Lo spettacolo (frutto di una collaborazione produttiva internazionale) procede così tra visioni e affondi, tra melodie struggenti ed effervescenti immagini dei performer scatenati, in tenuta vistosamente elegante, oppure spettrali e tesi come per un rito voodoo. Le apparizioni di alcuni di loro in veste solista lanciano dei flash su momenti diversi del lavoro del gruppo, affondi visivi che sono dei colpi emotivi per chi li ha seguiti negli anni.
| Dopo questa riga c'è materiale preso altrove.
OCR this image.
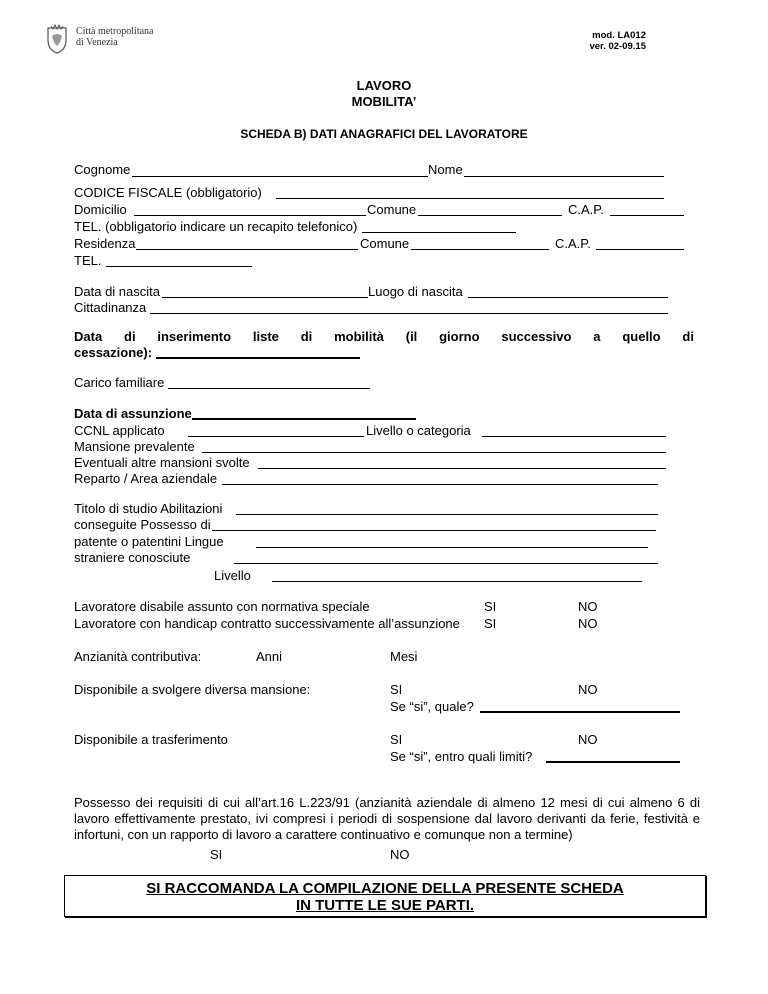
Città metropolitana
di Venezia
mod. LA012
ver. 02-09.15
LAVORO
MOBILITA’
SCHEDA B) DATI ANAGRAFICI DEL LAVORATORE
Cognome	Nome
CODICE FISCALE (obbligatorio)
Domicilio	Comune	C.A.P.
TEL. (obbligatorio indicare un recapito telefonico)
Residenza	Comune	C.A.P.
TEL.
Data di nascita	Luogo di nascita
Cittadinanza
Data di inserimento liste di mobilità (il giorno successivo a quello di
cessazione):
Carico familiare
Data di assunzione
CCNL applicato	Livello o categoria
Mansione prevalente
Eventuali altre mansioni svolte
Reparto / Area aziendale
Titolo di studio Abilitazioni
conseguite Possesso di
patente o patentini Lingue
straniere conosciute
Livello
Lavoratore disabile assunto con normativa speciale	SI	NO
Lavoratore con handicap contratto successivamente all’assunzione SI	NO
Anzianità contributiva:	Anni	Mesi
Disponibile a svolgere diversa mansione:	SI	NO
Se “si”, quale?
Disponibile a trasferimento	SI	NO
Se “si”, entro quali limiti?
Possesso dei requisiti di cui all’art.16 L.223/91 (anzianità aziendale di almeno 12 mesi di cui almeno 6 di lavoro effettivamente prestato, ivi compresi i periodi di sospensione dal lavoro derivanti da ferie, festività e infortuni, con un rapporto di lavoro a carattere continuativo e comunque non a termine)
SI	NO
SI RACCOMANDA LA COMPILAZIONE DELLA PRESENTE SCHEDA
IN TUTTE LE SUE PARTI.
Ma a dominare è una emozione unitaria, un messaggio che lo spettacolo ci lancia come in bottiglia, confezionato nelle struggenti emozioni portoghesi, che la musica ci restituisce nelle sue contraddizioni, che sono anche la sua forza: le rive battute dall’atlantico e le sue colline di vigneti, una storia millenaria e la capacità di ricominciare dopo il buio attraversato nel secolo scorso (forse non a caso l’abbattimento della dittatura si chiamò «rivoluzione dei garofani»). La geografia e la storia di quel paese si fanno mappatura dell’animo umano, ragnatela di sentimenti che continuano a vivere e pulsare, antidoto unico contro l’abbattimento e la disperazione.

LA METAFORA di quella cultura (dove gli abitanti delle ex colonie affollano senza soverchi problemi le strade della metropoli) e della sua espressione popolare e artistica, prefigura, e forse diviene, sogno di speranza. Cui Delbono dà una chiara valenza esistenziale: in quel passaggio dalla Gioia all’Amore (veicolato attraverso le coinvolgenti melodie lusitane), sono solo la speranza e l’esperienza a vincere e impedire la resa e la caduta.
E quella tensione fattiva conferisce all’arte una sua sana necessità. Come dimostra anche l’albero, su un lato di proscenio, che all’inizio potrebbe suggerire una immobile evocazione di teatro orientale, e che invece questo Amore sul finale sembra far rincuorare e rinverdire.